At 300km from base, a civilian jet passed overhead at 7,000 meters — a Tu-204 cargo flight. He spotted it by silhouette and contrail.
Leonid adjusted course and maintained deconfliction.
He reached the approach vector to Krasnodar twenty minutes later, fuel still above 35%.
Landing gear down. Flaps extended. Descent angle perfect.
Touchdown.
The Su-30 bounced once — slight — then settled.
He taxied in.
Cut power.
And sat in the silence of the cockpit.
Alone.
Alive.
Complete.
---
When he climbed down the ladder, Arsenyev was waiting.
No clipboard. No notepad.
Just folded arms.
"You took a risk on the second radar lock," he said.
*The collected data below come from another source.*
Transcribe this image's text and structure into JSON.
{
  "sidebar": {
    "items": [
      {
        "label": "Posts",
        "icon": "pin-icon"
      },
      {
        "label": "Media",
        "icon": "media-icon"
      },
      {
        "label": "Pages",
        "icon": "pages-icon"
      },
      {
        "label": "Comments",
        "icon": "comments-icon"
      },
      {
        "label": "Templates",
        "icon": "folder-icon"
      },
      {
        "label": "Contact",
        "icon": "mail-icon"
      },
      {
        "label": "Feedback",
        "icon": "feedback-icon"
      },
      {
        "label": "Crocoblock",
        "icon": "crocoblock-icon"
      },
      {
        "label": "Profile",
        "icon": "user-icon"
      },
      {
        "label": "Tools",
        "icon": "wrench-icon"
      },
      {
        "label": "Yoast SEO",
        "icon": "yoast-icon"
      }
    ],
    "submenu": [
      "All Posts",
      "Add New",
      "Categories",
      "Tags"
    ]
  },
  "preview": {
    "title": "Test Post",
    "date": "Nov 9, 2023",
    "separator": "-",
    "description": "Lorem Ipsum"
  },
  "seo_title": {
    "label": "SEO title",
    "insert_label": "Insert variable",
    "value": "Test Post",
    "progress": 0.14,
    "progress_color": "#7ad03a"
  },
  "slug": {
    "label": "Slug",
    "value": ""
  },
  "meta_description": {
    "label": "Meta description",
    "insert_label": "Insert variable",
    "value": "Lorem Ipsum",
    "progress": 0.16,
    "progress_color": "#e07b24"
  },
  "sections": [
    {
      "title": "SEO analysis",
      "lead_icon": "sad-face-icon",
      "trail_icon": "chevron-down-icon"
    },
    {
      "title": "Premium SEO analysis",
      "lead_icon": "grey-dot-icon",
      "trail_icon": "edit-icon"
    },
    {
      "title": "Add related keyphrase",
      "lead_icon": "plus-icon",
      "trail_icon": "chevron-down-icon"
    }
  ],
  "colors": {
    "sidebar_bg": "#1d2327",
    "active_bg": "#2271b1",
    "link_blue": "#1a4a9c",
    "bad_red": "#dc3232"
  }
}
Leonid removed his helmet. "It was closer than expected."
"You didn't run."
Leonid shook his head. "I turned into it."
Arsenyev paused. "Why?"
"To confirm the angle. Make sure it wasn't a bluff."
"And if it wasn't?"
"I'd have survived anyway."
Arsenyev stared for a long moment.
Then nodded once.
"Good."
---
Later, in the debrief room, Leonid sat alone at one of the steel tables. No other cadets were allowed in during solo review.
The video footage from Blue 92's flight played silently. Every move. Every adjustment. Every radar contact and correction.
He watched without blinking.
Watched himself fly.
Watched himself become something more than just a cadet.
---
In his notebook that night, he wrote:
"There was no voice in my ear."
"No instructions. No backup."
"Only me, the aircraft, and the sky."
"I didn't flinch."
"I didn't question."
"I decided."
"This is what I was made for."
---
At the foot of his bunk, someone had slipped a folded note beneath his flight manual.
It was anonymous.
Scrawled in tight Cyrillic letters:
"Welcome to the real war. No second seat from now on."
Leonid folded the note and tucked it into the cover of his notebook, next to Grigori's faded MiG-21 patch.
The war hadn't started yet.
But he knew now — he was ready for it.